How to: Choose the Right SD Card

Dear App Store,

I have a confession to make. You thought I’d be loyal to a few core apps, but in reality, I download and delete all the time. I’m curious. I want to explore all the options out there. It’s just, there’s never enough space in my phone’s memory. I even tried to get an SD card, but there are so many different types, it’s hard to know which one to buy…

Until now.

Confronted by the huge wall of SD cards at the store, or the ever expanding choices online? Here’s your SD card primer.
 
sd cards
 
First, SD cards are divided by type, class, and storage capacity.
 

When do you need a regular SD card?

The size of SD card you’ll need is generally indicated on the device. However, as a general rule, bigger devices use bigger cards. For example, both my Panasonic point-and-shoot camera and my spankin’ brand new Nikon DSLR use regular-size SD cards.
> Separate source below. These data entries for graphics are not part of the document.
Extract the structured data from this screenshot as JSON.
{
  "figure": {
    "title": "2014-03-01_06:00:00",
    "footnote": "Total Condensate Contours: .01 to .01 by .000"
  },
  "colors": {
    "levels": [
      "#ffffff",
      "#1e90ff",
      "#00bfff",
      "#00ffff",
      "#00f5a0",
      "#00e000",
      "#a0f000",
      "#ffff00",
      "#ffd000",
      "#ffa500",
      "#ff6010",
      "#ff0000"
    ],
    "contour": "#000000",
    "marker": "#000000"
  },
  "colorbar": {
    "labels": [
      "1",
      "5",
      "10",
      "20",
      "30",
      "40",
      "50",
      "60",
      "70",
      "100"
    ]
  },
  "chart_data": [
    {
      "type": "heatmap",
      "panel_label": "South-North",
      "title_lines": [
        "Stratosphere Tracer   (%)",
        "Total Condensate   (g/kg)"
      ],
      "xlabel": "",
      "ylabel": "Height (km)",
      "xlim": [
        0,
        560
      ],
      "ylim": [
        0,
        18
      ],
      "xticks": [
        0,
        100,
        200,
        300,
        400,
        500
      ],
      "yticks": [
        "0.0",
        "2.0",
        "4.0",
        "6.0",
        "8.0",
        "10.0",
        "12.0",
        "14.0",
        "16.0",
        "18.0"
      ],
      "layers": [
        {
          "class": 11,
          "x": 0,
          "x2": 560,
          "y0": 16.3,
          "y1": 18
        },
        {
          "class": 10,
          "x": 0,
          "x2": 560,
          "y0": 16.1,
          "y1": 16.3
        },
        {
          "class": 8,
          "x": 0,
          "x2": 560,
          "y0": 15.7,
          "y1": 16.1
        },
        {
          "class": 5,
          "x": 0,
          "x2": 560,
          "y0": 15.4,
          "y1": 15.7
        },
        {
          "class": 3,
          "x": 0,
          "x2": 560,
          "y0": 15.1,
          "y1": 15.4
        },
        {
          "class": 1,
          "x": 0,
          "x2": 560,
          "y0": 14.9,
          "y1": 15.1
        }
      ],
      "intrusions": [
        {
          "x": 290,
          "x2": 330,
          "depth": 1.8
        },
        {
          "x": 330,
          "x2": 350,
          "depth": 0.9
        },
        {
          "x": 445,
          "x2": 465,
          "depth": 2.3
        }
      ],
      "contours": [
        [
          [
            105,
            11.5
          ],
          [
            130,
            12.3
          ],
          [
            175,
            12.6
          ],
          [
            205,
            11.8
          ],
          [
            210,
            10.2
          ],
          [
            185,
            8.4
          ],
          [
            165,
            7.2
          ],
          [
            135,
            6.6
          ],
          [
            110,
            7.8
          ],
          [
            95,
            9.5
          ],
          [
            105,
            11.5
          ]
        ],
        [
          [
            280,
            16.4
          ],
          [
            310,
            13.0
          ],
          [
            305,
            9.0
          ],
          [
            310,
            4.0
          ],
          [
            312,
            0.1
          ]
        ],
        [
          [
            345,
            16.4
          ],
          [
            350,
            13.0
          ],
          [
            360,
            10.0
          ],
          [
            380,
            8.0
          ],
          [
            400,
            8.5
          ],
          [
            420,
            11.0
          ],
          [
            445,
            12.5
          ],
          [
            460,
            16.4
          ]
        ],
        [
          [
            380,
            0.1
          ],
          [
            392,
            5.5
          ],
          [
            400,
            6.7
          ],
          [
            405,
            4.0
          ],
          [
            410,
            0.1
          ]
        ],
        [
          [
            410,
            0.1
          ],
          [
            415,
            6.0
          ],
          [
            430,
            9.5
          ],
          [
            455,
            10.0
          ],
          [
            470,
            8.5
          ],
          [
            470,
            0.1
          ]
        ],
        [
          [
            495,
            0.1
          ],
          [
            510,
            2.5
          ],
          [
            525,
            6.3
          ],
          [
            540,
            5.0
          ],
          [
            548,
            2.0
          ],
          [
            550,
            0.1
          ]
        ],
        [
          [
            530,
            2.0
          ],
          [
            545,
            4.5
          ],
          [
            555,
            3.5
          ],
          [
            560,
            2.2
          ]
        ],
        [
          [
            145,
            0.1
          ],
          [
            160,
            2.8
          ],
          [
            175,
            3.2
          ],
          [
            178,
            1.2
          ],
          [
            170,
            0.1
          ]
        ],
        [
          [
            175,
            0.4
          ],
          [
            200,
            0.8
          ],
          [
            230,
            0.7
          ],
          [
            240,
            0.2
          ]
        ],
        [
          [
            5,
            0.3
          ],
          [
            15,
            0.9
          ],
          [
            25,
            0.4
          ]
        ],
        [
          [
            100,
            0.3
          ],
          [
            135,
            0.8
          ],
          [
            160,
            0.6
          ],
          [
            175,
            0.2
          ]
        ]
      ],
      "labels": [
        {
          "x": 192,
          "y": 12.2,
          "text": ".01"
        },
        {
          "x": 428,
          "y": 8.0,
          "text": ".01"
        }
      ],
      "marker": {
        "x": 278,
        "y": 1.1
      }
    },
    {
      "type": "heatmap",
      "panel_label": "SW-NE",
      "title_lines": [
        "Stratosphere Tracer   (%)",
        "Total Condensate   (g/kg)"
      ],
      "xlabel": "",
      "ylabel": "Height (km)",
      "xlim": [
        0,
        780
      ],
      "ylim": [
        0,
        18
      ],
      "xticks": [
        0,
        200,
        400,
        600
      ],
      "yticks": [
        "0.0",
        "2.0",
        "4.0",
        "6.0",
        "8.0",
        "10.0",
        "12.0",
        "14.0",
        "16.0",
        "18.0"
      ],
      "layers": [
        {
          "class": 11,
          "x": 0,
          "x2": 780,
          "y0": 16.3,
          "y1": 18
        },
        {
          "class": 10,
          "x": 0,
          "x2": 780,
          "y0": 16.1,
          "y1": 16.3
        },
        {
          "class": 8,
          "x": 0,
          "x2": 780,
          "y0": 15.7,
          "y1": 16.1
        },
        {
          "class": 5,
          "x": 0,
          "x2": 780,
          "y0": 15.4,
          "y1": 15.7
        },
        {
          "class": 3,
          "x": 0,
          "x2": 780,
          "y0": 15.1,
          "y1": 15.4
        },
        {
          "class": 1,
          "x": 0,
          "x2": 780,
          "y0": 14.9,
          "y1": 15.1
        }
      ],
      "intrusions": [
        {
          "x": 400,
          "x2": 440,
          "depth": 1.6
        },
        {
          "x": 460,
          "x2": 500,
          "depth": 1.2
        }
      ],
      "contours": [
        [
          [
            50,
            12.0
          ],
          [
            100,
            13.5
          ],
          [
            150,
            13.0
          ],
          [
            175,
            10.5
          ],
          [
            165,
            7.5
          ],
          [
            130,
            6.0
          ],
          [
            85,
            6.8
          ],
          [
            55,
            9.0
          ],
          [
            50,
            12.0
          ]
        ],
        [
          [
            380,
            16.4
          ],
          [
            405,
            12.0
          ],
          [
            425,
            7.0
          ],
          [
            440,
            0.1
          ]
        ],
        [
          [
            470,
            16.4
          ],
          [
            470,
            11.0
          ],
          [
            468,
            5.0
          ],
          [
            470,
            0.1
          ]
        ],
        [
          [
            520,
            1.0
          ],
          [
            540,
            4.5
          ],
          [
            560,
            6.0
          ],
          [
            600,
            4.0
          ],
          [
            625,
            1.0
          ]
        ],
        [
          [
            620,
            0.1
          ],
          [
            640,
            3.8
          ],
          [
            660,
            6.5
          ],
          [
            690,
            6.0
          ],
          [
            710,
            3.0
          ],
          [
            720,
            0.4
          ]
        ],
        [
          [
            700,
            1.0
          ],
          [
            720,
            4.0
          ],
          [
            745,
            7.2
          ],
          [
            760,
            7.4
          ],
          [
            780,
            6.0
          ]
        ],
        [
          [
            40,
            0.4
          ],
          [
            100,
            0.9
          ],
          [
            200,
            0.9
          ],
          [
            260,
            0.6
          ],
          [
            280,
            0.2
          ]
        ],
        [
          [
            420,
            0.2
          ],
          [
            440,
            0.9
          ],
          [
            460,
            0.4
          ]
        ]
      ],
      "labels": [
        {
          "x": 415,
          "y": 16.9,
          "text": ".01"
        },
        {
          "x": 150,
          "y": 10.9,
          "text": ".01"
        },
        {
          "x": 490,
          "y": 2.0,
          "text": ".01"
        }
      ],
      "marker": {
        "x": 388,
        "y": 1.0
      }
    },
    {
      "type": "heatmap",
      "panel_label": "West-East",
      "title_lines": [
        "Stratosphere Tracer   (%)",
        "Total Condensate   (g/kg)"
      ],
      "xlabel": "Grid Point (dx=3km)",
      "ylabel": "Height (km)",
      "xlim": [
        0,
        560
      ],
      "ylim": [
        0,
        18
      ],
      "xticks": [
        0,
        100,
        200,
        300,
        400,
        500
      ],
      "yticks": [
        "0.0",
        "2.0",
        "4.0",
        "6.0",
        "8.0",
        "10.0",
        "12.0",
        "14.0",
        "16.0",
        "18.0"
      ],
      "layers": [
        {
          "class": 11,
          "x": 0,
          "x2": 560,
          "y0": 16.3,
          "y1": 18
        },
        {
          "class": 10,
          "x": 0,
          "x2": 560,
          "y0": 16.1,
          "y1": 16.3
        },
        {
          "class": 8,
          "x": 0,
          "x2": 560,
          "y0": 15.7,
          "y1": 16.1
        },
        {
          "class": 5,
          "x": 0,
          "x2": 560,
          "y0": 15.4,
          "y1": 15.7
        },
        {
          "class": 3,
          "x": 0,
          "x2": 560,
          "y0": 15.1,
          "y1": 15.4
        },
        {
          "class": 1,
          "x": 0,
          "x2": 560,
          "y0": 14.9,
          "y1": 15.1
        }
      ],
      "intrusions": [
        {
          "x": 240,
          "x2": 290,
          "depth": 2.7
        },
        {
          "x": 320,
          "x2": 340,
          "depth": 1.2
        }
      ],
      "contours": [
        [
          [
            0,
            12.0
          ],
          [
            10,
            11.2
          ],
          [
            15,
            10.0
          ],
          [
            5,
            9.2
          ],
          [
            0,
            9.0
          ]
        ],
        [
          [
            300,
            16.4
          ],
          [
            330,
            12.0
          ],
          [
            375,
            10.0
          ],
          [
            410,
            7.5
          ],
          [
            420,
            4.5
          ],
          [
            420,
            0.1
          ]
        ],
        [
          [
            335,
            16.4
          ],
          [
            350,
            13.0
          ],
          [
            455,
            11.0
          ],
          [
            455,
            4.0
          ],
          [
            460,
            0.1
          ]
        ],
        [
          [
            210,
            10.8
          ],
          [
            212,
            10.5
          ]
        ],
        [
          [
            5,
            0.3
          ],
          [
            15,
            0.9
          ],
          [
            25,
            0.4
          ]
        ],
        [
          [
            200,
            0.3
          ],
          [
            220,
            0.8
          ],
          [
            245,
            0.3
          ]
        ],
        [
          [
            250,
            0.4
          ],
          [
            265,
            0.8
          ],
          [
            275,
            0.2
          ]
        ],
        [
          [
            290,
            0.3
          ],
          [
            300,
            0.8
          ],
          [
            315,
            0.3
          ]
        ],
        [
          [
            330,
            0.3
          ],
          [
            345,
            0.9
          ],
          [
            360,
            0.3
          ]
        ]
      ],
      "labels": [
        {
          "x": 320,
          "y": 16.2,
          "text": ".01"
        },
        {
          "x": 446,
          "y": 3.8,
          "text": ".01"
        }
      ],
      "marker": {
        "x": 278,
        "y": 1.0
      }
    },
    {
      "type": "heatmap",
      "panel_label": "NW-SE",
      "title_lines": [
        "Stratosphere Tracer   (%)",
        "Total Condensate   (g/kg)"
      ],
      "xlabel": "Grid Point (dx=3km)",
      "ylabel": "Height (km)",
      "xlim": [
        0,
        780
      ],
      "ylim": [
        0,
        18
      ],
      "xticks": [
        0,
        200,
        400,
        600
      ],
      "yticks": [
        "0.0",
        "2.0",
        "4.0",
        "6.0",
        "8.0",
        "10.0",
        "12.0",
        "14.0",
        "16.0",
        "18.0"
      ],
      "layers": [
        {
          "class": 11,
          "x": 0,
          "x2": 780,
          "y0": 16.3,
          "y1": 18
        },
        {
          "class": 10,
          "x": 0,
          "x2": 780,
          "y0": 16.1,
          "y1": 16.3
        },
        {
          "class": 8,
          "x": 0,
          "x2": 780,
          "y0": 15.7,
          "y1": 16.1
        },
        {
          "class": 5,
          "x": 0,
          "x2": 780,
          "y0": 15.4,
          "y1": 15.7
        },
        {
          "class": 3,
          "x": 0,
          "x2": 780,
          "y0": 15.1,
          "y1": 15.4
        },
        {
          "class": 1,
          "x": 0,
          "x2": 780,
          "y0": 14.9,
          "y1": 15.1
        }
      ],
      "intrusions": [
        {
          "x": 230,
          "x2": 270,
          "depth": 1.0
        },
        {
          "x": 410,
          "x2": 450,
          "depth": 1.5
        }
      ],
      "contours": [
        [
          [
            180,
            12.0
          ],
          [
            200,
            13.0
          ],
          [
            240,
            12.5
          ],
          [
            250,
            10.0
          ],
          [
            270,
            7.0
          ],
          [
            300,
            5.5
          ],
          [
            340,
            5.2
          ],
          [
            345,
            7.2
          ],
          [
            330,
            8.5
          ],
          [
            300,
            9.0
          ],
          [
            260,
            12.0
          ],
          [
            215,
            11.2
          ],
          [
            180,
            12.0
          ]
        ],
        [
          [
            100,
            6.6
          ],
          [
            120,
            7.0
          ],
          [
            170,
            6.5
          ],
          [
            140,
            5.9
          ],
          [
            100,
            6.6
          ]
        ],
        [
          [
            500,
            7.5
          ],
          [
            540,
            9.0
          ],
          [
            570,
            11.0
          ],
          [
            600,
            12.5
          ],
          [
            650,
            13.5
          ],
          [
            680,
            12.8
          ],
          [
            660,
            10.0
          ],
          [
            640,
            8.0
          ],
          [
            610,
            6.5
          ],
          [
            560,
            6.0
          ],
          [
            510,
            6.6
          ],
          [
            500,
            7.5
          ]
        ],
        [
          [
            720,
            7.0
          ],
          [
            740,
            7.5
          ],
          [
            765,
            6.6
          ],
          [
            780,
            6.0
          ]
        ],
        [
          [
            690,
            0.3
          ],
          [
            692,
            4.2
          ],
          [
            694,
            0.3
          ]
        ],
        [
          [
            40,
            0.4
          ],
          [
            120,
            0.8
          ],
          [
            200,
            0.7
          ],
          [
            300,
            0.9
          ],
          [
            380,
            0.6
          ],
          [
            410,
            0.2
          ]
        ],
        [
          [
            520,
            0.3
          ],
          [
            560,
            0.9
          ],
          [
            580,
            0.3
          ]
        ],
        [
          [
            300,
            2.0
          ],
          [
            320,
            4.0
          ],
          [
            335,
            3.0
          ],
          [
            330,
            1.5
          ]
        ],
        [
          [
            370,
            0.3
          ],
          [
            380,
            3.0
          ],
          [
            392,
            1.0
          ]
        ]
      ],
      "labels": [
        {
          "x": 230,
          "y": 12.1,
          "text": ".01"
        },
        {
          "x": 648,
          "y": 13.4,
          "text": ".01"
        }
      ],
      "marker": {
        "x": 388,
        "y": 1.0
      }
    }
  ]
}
Be aware, though, that your device (especially if it’s older) may not support SDHC or SDXC cards. It’ll say if it does, either in the instruction manual or on the side of the device.

When do you need a mini SD card?

I personally have never had a device that requires a mini SD card. However, some of the older cellphones out there accept them.

When do you need a micro SD card?

Now, this is what you came here for. Nearly all smartphones nowadays have a micro SD slot. There are, of course, some that don’t–Apple’s iPhone does not have an SD card slot, and neither does the HTC One–and some people argue that they aren’t even necessary. However, if you have anything lower than a high-end smartphone, it is quite possible that you need a little extra storage space for all those apps, music, and data you’ve got stored on your phone.

At the moment, these “micro” memory cards are the smallest available. Can you imagine? A long, long time ago (or not so long ago for some), personal computers were sold with a mere 2 KB of hard drive memory! And now? We’re talking about micro external memory cards that hold up to 2TB–you should be impressed, I tell you.
 

The Types

Besides the physical size of the card, Secure Digital (SD) cards are also divided into types: SD, SDHC, and SDXC. These different names really indicate the potential storage capacity of the cards, as well as the read/write speed. Regular SD cards are small, about 2GB. The SDHC card ranges from 4-32 GB in storage capacity, while the SDXC card (a high-performance version of the SDHC card) ranges from 48 GB and above.

SDHC cards are cheaper than the SDXC type, which makes them a good option for mid-range smartphones and below. However, the SDXC format was designed to meet the speed and performance requirements of high-resolution DSLRs and video cameras. As such, if you need to expand your storage capacity for a high-end smartphone that you use regularly for taking photos and video, it may be recommendable to invest in a SDXC card rather than the normal SDHC type.
 

The Classes

 
sd classes
 
Classes are numbered, ranging from 2-10 depending on read/write speeds. Prices vary widely according to the class number and the MB desired (and the brand–remember, you pay a premium for that fuzzy feeling of brand security). Mostly, prices change depending on the class number, since a higher class means that the SD card boasts faster processing capability and thus ends up more expensive than its slower counterparts. But wait! Don’t leave and feel like you’ve got to buy the most expensive card out there!

In simple terms:

Class 2: (2 MB/s)
Only used in standard quality recording.  I don’t think that anyone should buy a class 2 card for any kind of device. (Except, of course, for the one I bought for my first digital point-and-shoot camera and still use more than 7 years later….)

Class 4 & 6: (4 & 6 MB/s)
It records video in High Definition and Full HD. There is definitely a big step up from the Class 2 cards. You should get one of these for your smartphones, since most of them have the option to record in HD and they also take high definition pictures. Between these two, there’s not much of a perceivable difference if you use it for your smartphone. I generally use class 6 since the performance is a bit better and prices are not that different from the class 4’s.

Class 10 (10 MB/s)

They are generally used in DSLR cameras and they are more expensive than the class 6. (by almost double). If you want the best of the best you could get one for your smartphone but it’s not really worth the money since you won’t be able to notice it. Do get this for your DSLR camera, though.

Finally make sure that your smartphone is compatible with certain cards, almost all are compatible with Class 4’s but not all are compatible with 10’s–especially the older smartphones.
 

What You Should Do

 
raining numbers
 
So which SD card should you get for what?

Obviously, the physical size of SD card is determined by the device. If your device calls for a micro SD card, you can’t go out and buy a regular-sized card and expect it to fit. Look inside the device or its manual. The type will be specified there.

As for everything else, we’ve made a convenient table with recommendations:
 
sdcards table
 
That is, first determine what physical size you need for your device. Then, if you need the card for taking high-resolution photos and video, you may want to choose a SDXC type. Otherwise, get a SDHC card. And lastly, depending on your needs, find the class number you should get based on the table above.